I went into a deep depression that summer. I thought I’d been depressed before, but this was a whole new level of meaninglessness—sadness so deep that it physically hurt. People would come by and try to cheer me up, and I would sit there and hear them say all the right things and do all the right things; and I would tell them thank you and how nice it was of them to come over, and I would fake a smile and lie and say that it was getting better, but underneath I just felt nothing.
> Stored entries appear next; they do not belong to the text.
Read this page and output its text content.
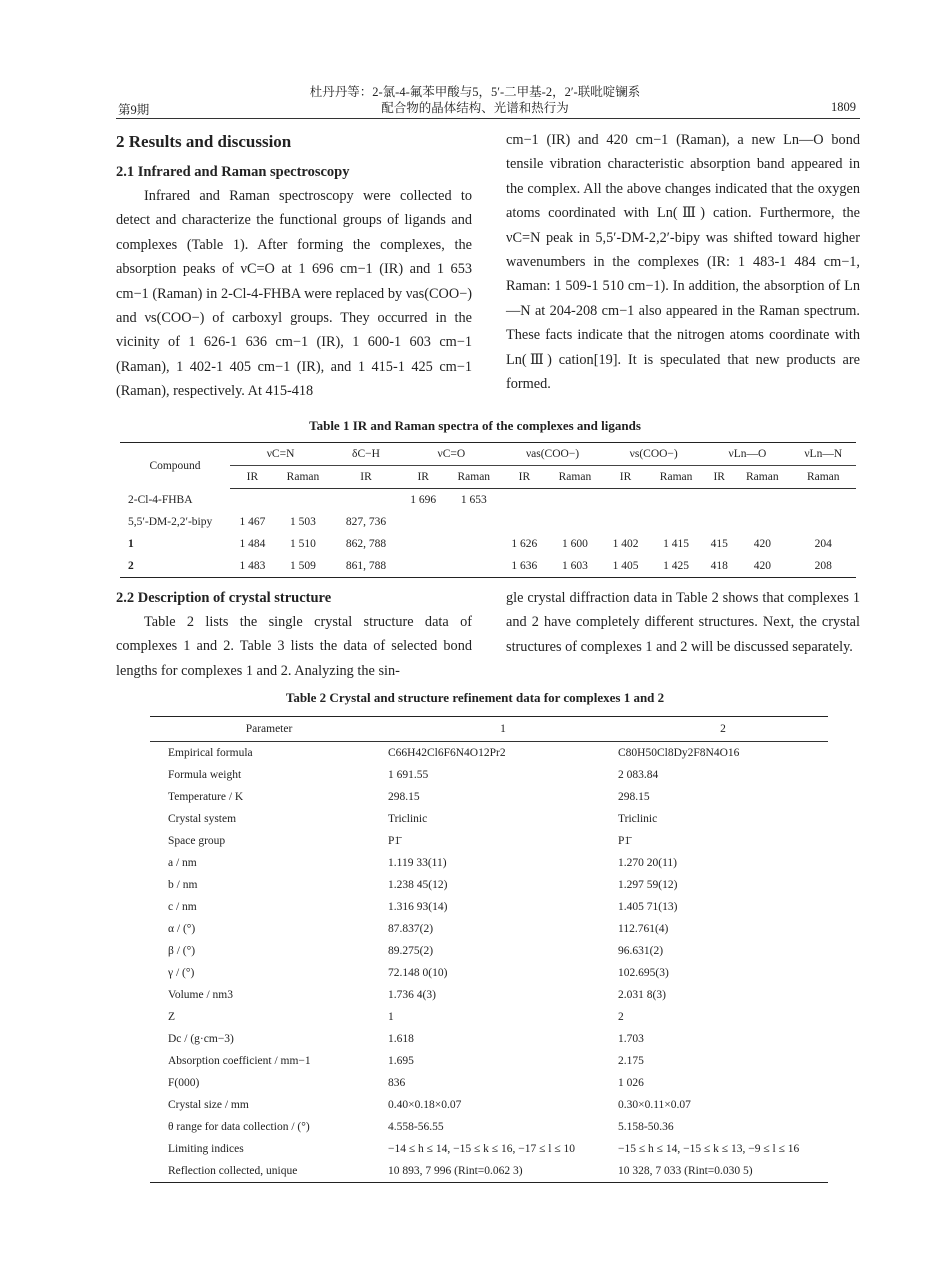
杜丹丹等：2-氯-4-氟苯甲酸与5，5′-二甲基-2，2′-联吡啶镧系
配合物的晶体结构、光谱和热行为
第9期	1809
2 Results and discussion
2.1 Infrared and Raman spectroscopy

Infrared and Raman spectroscopy were collected to detect and characterize the functional groups of ligands and complexes (Table 1). After forming the complexes, the absorption peaks of νC=O at 1 696 cm−1 (IR) and 1 653 cm−1 (Raman) in 2-Cl-4-FHBA were replaced by νas(COO−) and νs(COO−) of carboxyl groups. They occurred in the vicinity of 1 626-1 636 cm−1 (IR), 1 600-1 603 cm−1 (Raman), 1 402-1 405 cm−1 (IR), and 1 415-1 425 cm−1 (Raman), respectively. At 415-418

cm−1 (IR) and 420 cm−1 (Raman), a new Ln—O bond tensile vibration characteristic absorption band appeared in the complex. All the above changes indicated that the oxygen atoms coordinated with Ln(Ⅲ) cation. Furthermore, the νC=N peak in 5,5′-DM-2,2′-bipy was shifted toward higher wavenumbers in the complexes (IR: 1 483-1 484 cm−1, Raman: 1 509-1 510 cm−1). In addition, the absorption of Ln—N at 204-208 cm−1 also appeared in the Raman spectrum. These facts indicate that the nitrogen atoms coordinate with Ln(Ⅲ) cation[19]. It is speculated that new products are formed.

Table 1 IR and Raman spectra of the complexes and ligands
Compound	νC=N		δC−H	νC=O		νas(COO−)		νs(COO−)		νLn—O		νLn—N
	IR	Raman	IR	IR	Raman	IR	Raman	IR	Raman	IR	Raman	Raman
2-Cl-4-FHBA				1 696	1 653							
5,5′-DM-2,2′-bipy	1 467	1 503	827, 736									
1	1 484	1 510	862, 788			1 626	1 600	1 402	1 415	415	420	204
2	1 483	1 509	861, 788			1 636	1 603	1 405	1 425	418	420	208
2.2 Description of crystal structure

Table 2 lists the single crystal structure data of complexes 1 and 2. Table 3 lists the data of selected bond lengths for complexes 1 and 2. Analyzing the sin-

gle crystal diffraction data in Table 2 shows that complexes 1 and 2 have completely different structures. Next, the crystal structures of complexes 1 and 2 will be discussed separately.

Table 2 Crystal and structure refinement data for complexes 1 and 2
Parameter	1	2
Empirical formula	C66H42Cl6F6N4O12Pr2	C80H50Cl8Dy2F8N4O16
Formula weight	1 691.55	2 083.84
Temperature / K	298.15	298.15
Crystal system	Triclinic	Triclinic
Space group	P1̄	P1̄
a / nm	1.119 33(11)	1.270 20(11)
b / nm	1.238 45(12)	1.297 59(12)
c / nm	1.316 93(14)	1.405 71(13)
α / (°)	87.837(2)	112.761(4)
β / (°)	89.275(2)	96.631(2)
γ / (°)	72.148 0(10)	102.695(3)
Volume / nm3	1.736 4(3)	2.031 8(3)
Z	1	2
Dc / (g·cm−3)	1.618	1.703
Absorption coefficient / mm−1	1.695	2.175
F(000)	836	1 026
Crystal size / mm	0.40×0.18×0.07	0.30×0.11×0.07
θ range for data collection / (°)	4.558-56.55	5.158-50.36
Limiting indices	−14 ≤ h ≤ 14, −15 ≤ k ≤ 16, −17 ≤ l ≤ 10	−15 ≤ h ≤ 14, −15 ≤ k ≤ 13, −9 ≤ l ≤ 16
Reflection collected, unique	10 893, 7 996 (Rint=0.062 3)	10 328, 7 033 (Rint=0.030 5)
I dreamed about Josh for a few months after that. Dreams where he and I would have full-blown conversations about life and death, as well as about random, pointless things. Up until that point in my life, I had been a pretty typical middle-class stoner kid: lazy, irresponsible, socially anxious, and deeply insecure. Josh, in many ways, had been a person I looked up to. He was older, more confident, more experienced, and more accepting of and open to the world around him. In one of my last dreams of Josh, I was sitting in a Jacuzzi with him (yeah, I know, weird), and I said something like, “I’m really sorry you died.” He laughed. I don’t remember exactly what his words were, but he said something like, “Why do you care that I’m dead when you’re still so afraid to live?” I woke up crying.
It was sitting on my mom’s couch that summer, staring into the so-called abyss, seeing the endless and incomprehensible nothingness where Josh’s friendship used to be, when I came to the startling realization that if there really is no reason to do anything, then there is also no reason to notdo anything; that in the face of the inevitability of death, there is no reason to ever give in to one’s fear or embarrassment or shame, since it’s all just a bunch of nothing anyway; and that by spending the majority of my short life avoiding what was painful and uncomfortable, I had essentially been avoiding being alive at all.
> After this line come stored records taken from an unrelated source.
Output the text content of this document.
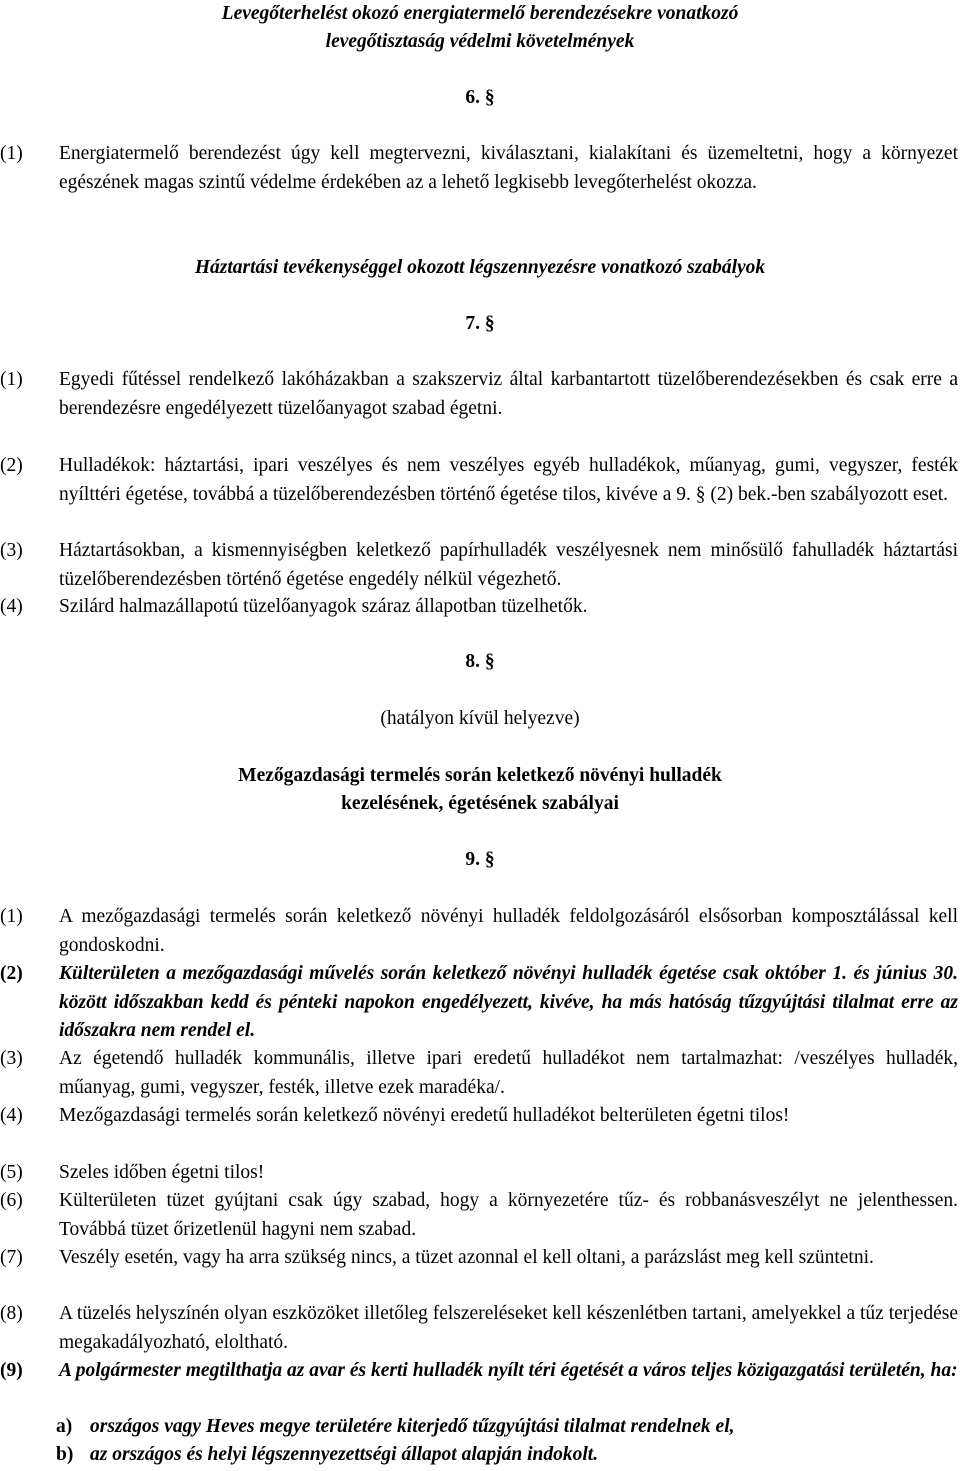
Levegőterhelést okozó energiatermelő berendezésekre vonatkozó
levegőtisztaság védelmi követelmények
6. §
(1) Energiatermelő berendezést úgy kell megtervezni, kiválasztani, kialakítani és üzemeltetni, hogy a környezet egészének magas szintű védelme érdekében az a lehető legkisebb levegőterhelést okozza.
Háztartási tevékenységgel okozott légszennyezésre vonatkozó szabályok
7. §
(1) Egyedi fűtéssel rendelkező lakóházakban a szakszerviz által karbantartott tüzelőberendezésekben és csak erre a berendezésre engedélyezett tüzelőanyagot szabad égetni.
(2) Hulladékok: háztartási, ipari veszélyes és nem veszélyes egyéb hulladékok, műanyag, gumi, vegyszer, festék nyílttéri égetése, továbbá a tüzelőberendezésben történő égetése tilos, kivéve a 9. § (2) bek.-ben szabályozott eset.
(3) Háztartásokban, a kismennyiségben keletkező papírhulladék veszélyesnek nem minősülő fahulladék háztartási tüzelőberendezésben történő égetése engedély nélkül végezhető.
(4) Szilárd halmazállapotú tüzelőanyagok száraz állapotban tüzelhetők.
8. §
(hatályon kívül helyezve)
Mezőgazdasági termelés során keletkező növényi hulladék
kezelésének, égetésének szabályai
9. §
(1) A mezőgazdasági termelés során keletkező növényi hulladék feldolgozásáról elsősorban komposztálással kell gondoskodni.
(2) Külterületen a mezőgazdasági művelés során keletkező növényi hulladék égetése csak október 1. és június 30. között időszakban kedd és pénteki napokon engedélyezett, kivéve, ha más hatóság tűzgyújtási tilalmat erre az időszakra nem rendel el.
(3) Az égetendő hulladék kommunális, illetve ipari eredetű hulladékot nem tartalmazhat: /veszélyes hulladék, műanyag, gumi, vegyszer, festék, illetve ezek maradéka/.
(4) Mezőgazdasági termelés során keletkező növényi eredetű hulladékot belterületen égetni tilos!
(5) Szeles időben égetni tilos!
(6) Külterületen tüzet gyújtani csak úgy szabad, hogy a környezetére tűz- és robbanásveszélyt ne jelenthessen. Továbbá tüzet őrizetlenül hagyni nem szabad.
(7) Veszély esetén, vagy ha arra szükség nincs, a tüzet azonnal el kell oltani, a parázslást meg kell szüntetni.
(8) A tüzelés helyszínén olyan eszközöket illetőleg felszereléseket kell készenlétben tartani, amelyekkel a tűz terjedése megakadályozható, eloltható.
(9) A polgármester megtilthatja az avar és kerti hulladék nyílt téri égetését a város teljes közigazgatási területén, ha:
a) országos vagy Heves megye területére kiterjedő tűzgyújtási tilalmat rendelnek el,
b) az országos és helyi légszennyezettségi állapot alapján indokolt.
That summer, I gave up the weed and the cigarettes and the video games. I gave up my silly rock star fantasies and dropped out of music school and signed up for college courses. I started going to the gym and lost a bunch of weight. I made new friends. I got my first girlfriend. For the first time in my life I actually studied for classes, gaining me the startling realization that I could make good grades if only I gave a shit. The next summer, I challenged myself to read fifty nonfiction books in fifty days, and then did it. The following year, I transferred to an excellent university on the other side of the country, where I excelled for the first time, both academically and socially.
Josh’s death marks the clearest before/after point I can identify in my life. Pre-tragedy, I was inhibited, unambitious, forever obsessed and confined by what I imagined the world might be thinking of me. Post-tragedy, I morphed into a new person: responsible, curious,hardworking. I still had my insecurities and my baggage—as we always do—but now I gave a fuck about something more important than my insecurities and my baggage. And that made all the difference. Oddly, it was someone else’s death that gave me permission to finally live. And perhaps the worst moment of my life was also the most transformational.
Death scares us. And because it scares us, we avoid thinking about it, talking about it, sometimes even acknowledging it, even when it’s happening to someone close to us.
Yet, in a bizarre, backwards way, death is the light by which the shadow of all of life’s meaning is measured. Without death, everything would feel inconsequential, all experience arbitrary, all metrics and values suddenly zero.